Transfer Agent & Registrar: Computershare Investor Services Inc. at its principal office in Toronto.
Distributions: The Fund will not have a fixed distribution policy, but intends to make monthly distributions based on the actual and expected returns on the Portfolio to Unitholders of record on the last Business Day of each month. Distributions will be paid on a Business Day designated by the Manager that will be no later than the 15th day of the following month; provided that if the 15th day of the following month is not a Business Day, the distributions shall be paid on the next day that is a Business Day. The initial monthly distribution will be payable to Unitholders of record on January 30, 2015 and will be paid no later than February 16, 2015. The first distribution is expected to reflect the period from the Closing Date to January 30, 2015. Based on current estimates and the assumptions set out in the Prospectus, the Fund's initial distribution target is expected to be $0.0416 per Class A Unit per month (U.S. $0.0416 in the case of the Class U Units), representing an initial yield of 5.0% per annum.
Class U Units: In addition to the Class A Units, the Fund is offering Class U Units under the Prospectus. The Class U Units are designed for investors who want to make their investment in U.S. dollars and will not be listed on a stock exchange. A holder of Class U Units may convert such Class U Units into Class A Units on a weekly basis and it is expected that liquidity for the Class U Units will be obtained primarily by means of conversion into Class A Units and the sale of such Class A Units. Class U Units may be converted in any week on the first Business Day of such week (the “Conversion Date”) by delivering a notice and surrendering such Class U Units by 3:00 p.m. (Toronto time) at least five Business Days prior to the applicable Conversion Date.

For each Class U Unit so converted, a holder will receive that number of Class A Units equal to the Net Asset Value per Class U Unit as at the close of trading on the Business Day immediately preceding the Conversion Date divided by the Net Asset Value per Class A Unit as at the close of trading on the Business Day immediately preceding the Conversion Date. No fraction of a Class A Unit will be issued upon any conversion of Class U Units and any remaining fraction of a Class U Unit will be rounded down to the nearest whole number of Class A Units.

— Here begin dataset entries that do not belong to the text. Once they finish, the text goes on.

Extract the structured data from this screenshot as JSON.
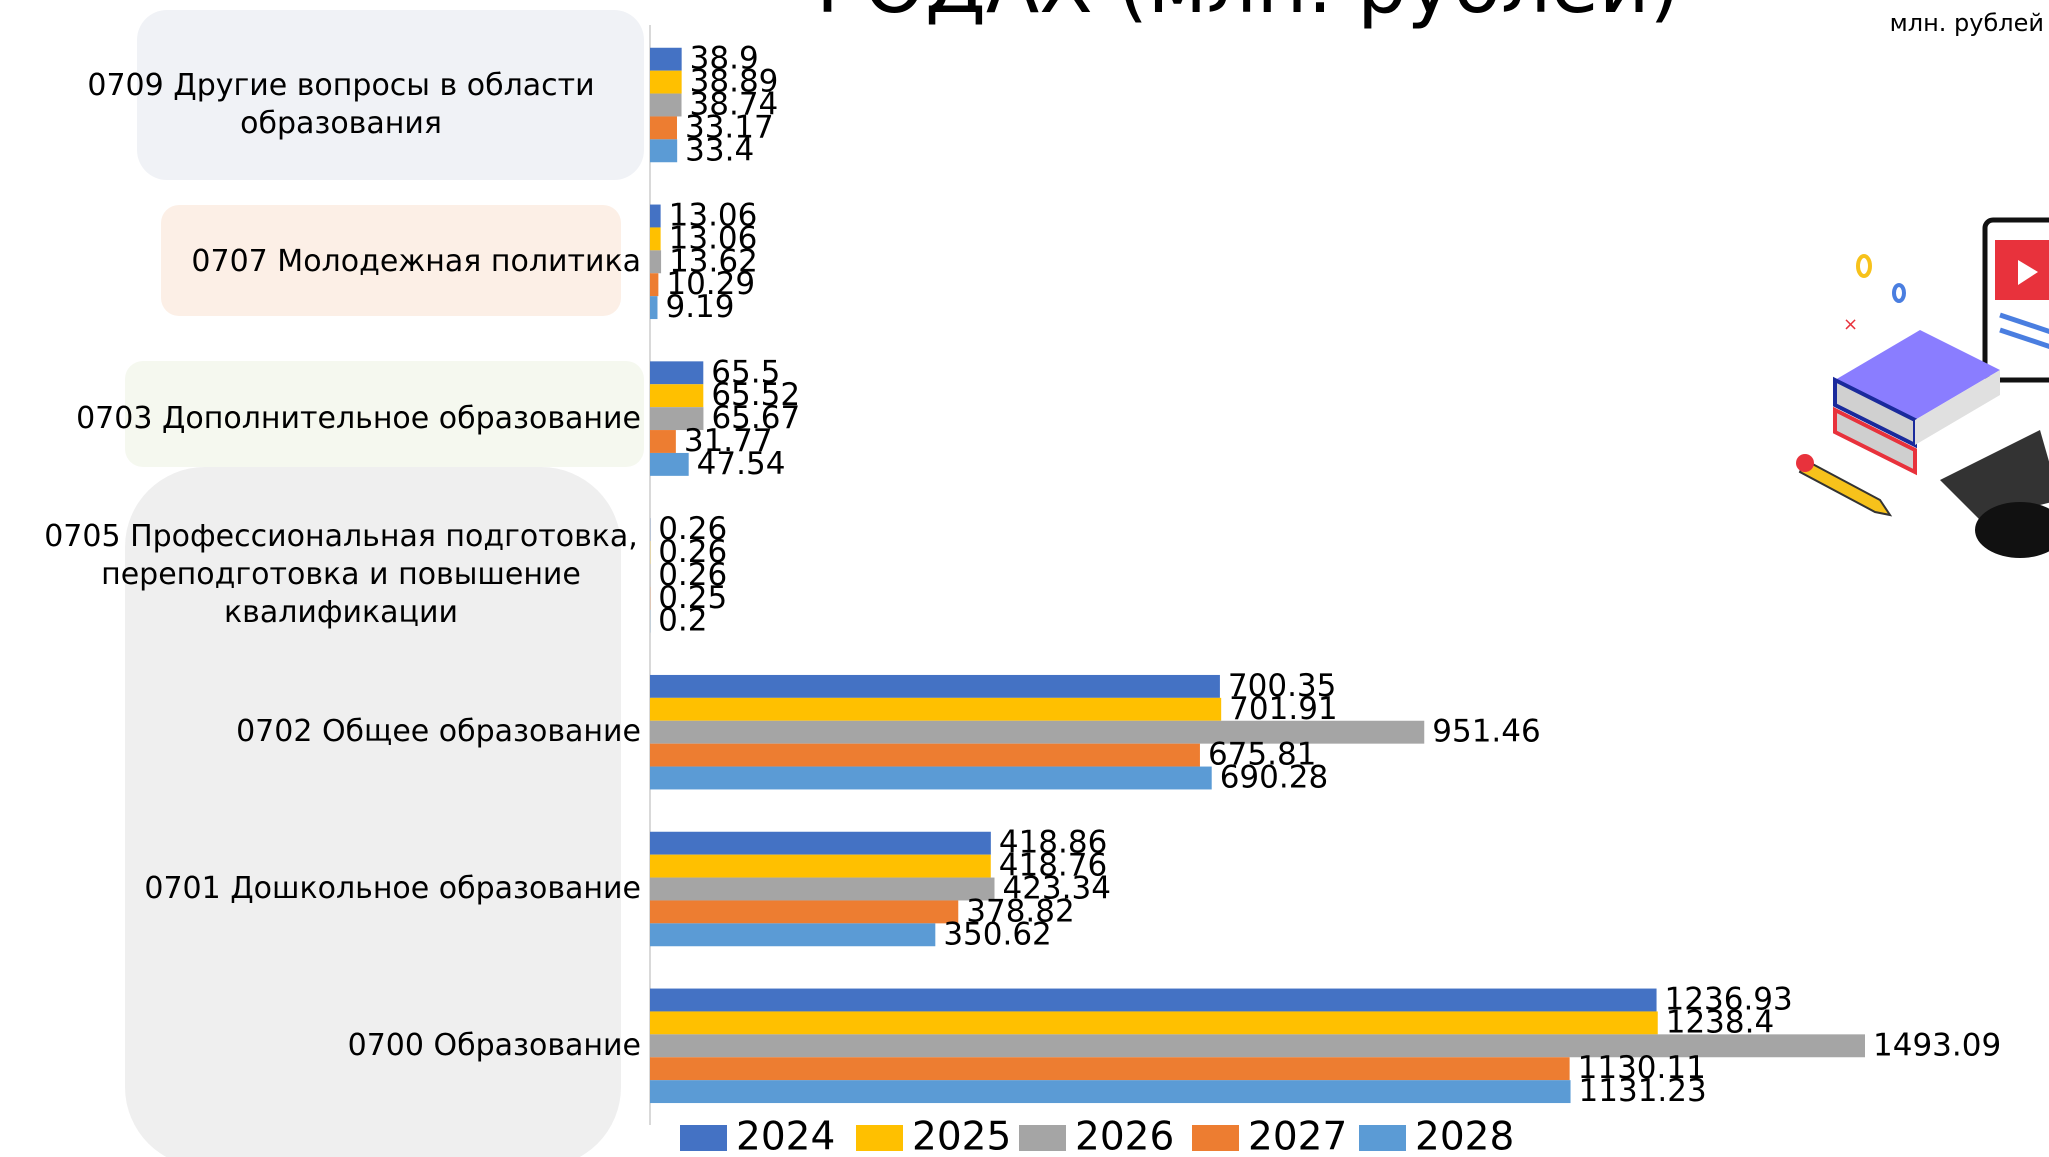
{
  "chart_data": {
    "type": "bar",
    "orientation": "horizontal",
    "title": "ГОДАХ (млн. рублей)",
    "unit_label": "млн. рублей",
    "categories": [
      "0709 Другие вопросы в области образования",
      "0707 Молодежная политика",
      "0703 Дополнительное образование",
      "0705 Профессиональная подготовка, переподготовка и повышение квалификации",
      "0702 Общее образование",
      "0701 Дошкольное образование",
      "0700 Образование"
    ],
    "series": [
      {
        "name": "2024",
        "color": "#4472c4",
        "values": [
          38.9,
          13.06,
          65.5,
          0.26,
          700.35,
          418.86,
          1236.93
        ]
      },
      {
        "name": "2025",
        "color": "#ffc000",
        "values": [
          38.89,
          13.06,
          65.52,
          0.26,
          701.91,
          418.76,
          1238.4
        ]
      },
      {
        "name": "2026",
        "color": "#a5a5a5",
        "values": [
          38.74,
          13.62,
          65.67,
          0.26,
          951.46,
          423.34,
          1493.09
        ]
      },
      {
        "name": "2027",
        "color": "#ed7d31",
        "values": [
          33.17,
          10.29,
          31.77,
          0.25,
          675.81,
          378.82,
          1130.11
        ]
      },
      {
        "name": "2028",
        "color": "#5b9bd5",
        "values": [
          33.4,
          9.19,
          47.54,
          0.2,
          690.28,
          350.62,
          1131.23
        ]
      }
    ],
    "xlim": [
      0,
      1600
    ],
    "legend": "bottom"
  }
}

Public Offering: Pursuant to the terms of the Prospectus, up to a maximum of 12,000,000 Class A Units and/or unlisted Class U Units at a price of $10.00 per Class A Unit and U.S.$10.00 per Class U Unit are being offered to the public by BMO Nesbitt Burns Inc., Scotia Capital Inc., CIBC World Markets Inc., RBC Dominion Securities Inc., National Bank Financial Inc., GMP Securities L.P., Canaccord Genuity Corp., Raymond James Ltd., Burgeonvest Bick Securities Limited, Desjardins Securities Inc., Dundee Securities Ltd., Mackie Research Capital Corporation and Manulife Securities Incorporated, as agents.